Trump’s anti-immigration stance threatens the heart of American innovation - hardtke
http://www.theverge.com/2016/11/11/13594172/donald-trump-immigration-silicon-valley-innovation-h1b-visas
======
jrnichols
"Trump is now casting a shadow over the tech industry’s use of high-skilled
foreign labor. "

Yet another rabidly anti-Trump article from Vox media. No surprise. But
really? "high-skilled?" One of the biggest complaints I hear from the tech
industry is about rampant abuse of the H1B visa program and (in many cases)
the _low_ quality of work it continues to bring in!
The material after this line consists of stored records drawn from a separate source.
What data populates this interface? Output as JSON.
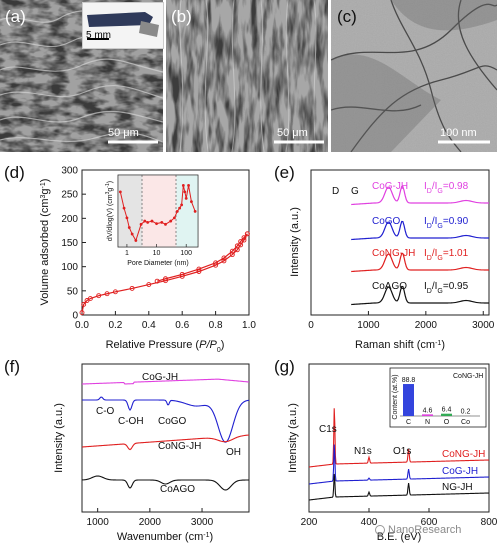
{
  "top_panels": {
    "a": {
      "label": "(a)",
      "scale": "50 μm",
      "inset_scale": "5 mm"
    },
    "b": {
      "label": "(b)",
      "scale": "50 μm"
    },
    "c": {
      "label": "(c)",
      "scale": "100 nm"
    }
  },
  "watermark": "NanoResearch",
  "chart_data": [
    {
      "id": "d",
      "panel_label": "(d)",
      "type": "line",
      "xlabel": "Relative Pressure (P/P0)",
      "ylabel": "Volume adsorbed (cm3 g-1)",
      "xlim": [
        0,
        1.0
      ],
      "ylim": [
        0,
        300
      ],
      "xticks": [
        "0.0",
        "0.2",
        "0.4",
        "0.6",
        "0.8",
        "1.0"
      ],
      "yticks": [
        "0",
        "50",
        "100",
        "150",
        "200",
        "250",
        "300"
      ],
      "color": "#e02020",
      "series": [
        {
          "x": [
            0.0,
            0.01,
            0.03,
            0.05,
            0.1,
            0.15,
            0.2,
            0.3,
            0.4,
            0.5,
            0.6,
            0.7,
            0.8,
            0.85,
            0.9,
            0.93,
            0.95,
            0.97,
            0.99
          ],
          "y": [
            5,
            22,
            30,
            34,
            40,
            44,
            48,
            55,
            63,
            71,
            80,
            90,
            103,
            112,
            125,
            135,
            145,
            155,
            168
          ]
        },
        {
          "x": [
            0.99,
            0.97,
            0.95,
            0.93,
            0.9,
            0.85,
            0.8,
            0.7,
            0.6,
            0.5,
            0.45
          ],
          "y": [
            168,
            160,
            152,
            143,
            132,
            118,
            108,
            95,
            84,
            75,
            70
          ]
        }
      ],
      "inset": {
        "xlabel": "Pore Diameter (nm)",
        "ylabel": "dV/dlog(V) (cm3 g-1)",
        "xticks": [
          "1",
          "10",
          "100"
        ],
        "x": [
          0.6,
          0.8,
          1.0,
          1.2,
          1.5,
          2,
          3,
          4,
          5,
          7,
          10,
          15,
          20,
          30,
          40,
          50,
          60,
          70,
          80,
          90,
          100,
          120,
          150,
          200
        ],
        "y": [
          0.85,
          0.6,
          0.45,
          0.3,
          0.2,
          0.1,
          0.35,
          0.4,
          0.38,
          0.4,
          0.36,
          0.38,
          0.35,
          0.4,
          0.45,
          0.55,
          0.6,
          0.65,
          0.95,
          0.85,
          0.75,
          0.95,
          0.7,
          0.55
        ]
      }
    },
    {
      "id": "e",
      "panel_label": "(e)",
      "type": "line",
      "xlabel": "Raman shift (cm-1)",
      "ylabel": "Intensity (a.u.)",
      "xlim": [
        0,
        3100
      ],
      "xticks": [
        "0",
        "1000",
        "2000",
        "3000"
      ],
      "peak_labels": [
        "D",
        "G"
      ],
      "series": [
        {
          "name": "CoG-JH",
          "color": "#e040e0",
          "ratio": "ID/IG=0.98"
        },
        {
          "name": "CoGO",
          "color": "#2020d0",
          "ratio": "ID/IG=0.90"
        },
        {
          "name": "CoNG-JH",
          "color": "#e02020",
          "ratio": "ID/IG=1.01"
        },
        {
          "name": "CoAGO",
          "color": "#111111",
          "ratio": "ID/IG=0.95"
        }
      ]
    },
    {
      "id": "f",
      "panel_label": "(f)",
      "type": "line",
      "xlabel": "Wavenumber (cm-1)",
      "ylabel": "Intensity (a.u.)",
      "xlim": [
        700,
        3900
      ],
      "xticks": [
        "1000",
        "2000",
        "3000"
      ],
      "annotations": [
        "C-O",
        "C-OH",
        "OH"
      ],
      "series": [
        {
          "name": "CoG-JH",
          "color": "#e040e0"
        },
        {
          "name": "CoGO",
          "color": "#2020d0"
        },
        {
          "name": "CoNG-JH",
          "color": "#e02020"
        },
        {
          "name": "CoAGO",
          "color": "#111111"
        }
      ]
    },
    {
      "id": "g",
      "panel_label": "(g)",
      "type": "line",
      "xlabel": "B.E. (eV)",
      "ylabel": "Intensity (a.u.)",
      "xlim": [
        200,
        800
      ],
      "xticks": [
        "200",
        "400",
        "600",
        "800"
      ],
      "peak_labels": [
        "C1s",
        "N1s",
        "O1s"
      ],
      "series": [
        {
          "name": "CoNG-JH",
          "color": "#e02020"
        },
        {
          "name": "CoG-JH",
          "color": "#2020d0"
        },
        {
          "name": "NG-JH",
          "color": "#111111"
        }
      ],
      "inset": {
        "type": "bar",
        "title": "CoNG-JH",
        "ylabel": "Content (at.%)",
        "categories": [
          "C",
          "N",
          "O",
          "Co"
        ],
        "values": [
          88.8,
          4.6,
          6.4,
          0.2
        ],
        "value_labels": [
          "88.8",
          "4.6",
          "6.4",
          "0.2"
        ],
        "colors": [
          "#3344dd",
          "#dd44dd",
          "#33aa55",
          "#999999"
        ]
      }
    }
  ]
}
"it’s uncertain whether he’ll heed the advice of Facebook CEO Mark Zuckerberg
and others to allow more foreign-born computer scientists and software
engineers to fill US jobs."

How is this a bad thing? Is there a huge problem with trying to fill those
jobs with American scientists and engineers first?

"and that tech companies will “have to go through more hoops to prove there’s
not an American that can get the job.”"

Again, can someone explain why this is such a huge problem?

"The CEO of Google, Sundar Pichai, is an immigrant. As are Google co-founder
Sergey Brin and Microsoft chief Satya Nadella."

Yes, but were they H1B hires? I don't think so.

------
PaulHoule
When has anybody in SV shared a tear over problems anywhere else in the
country?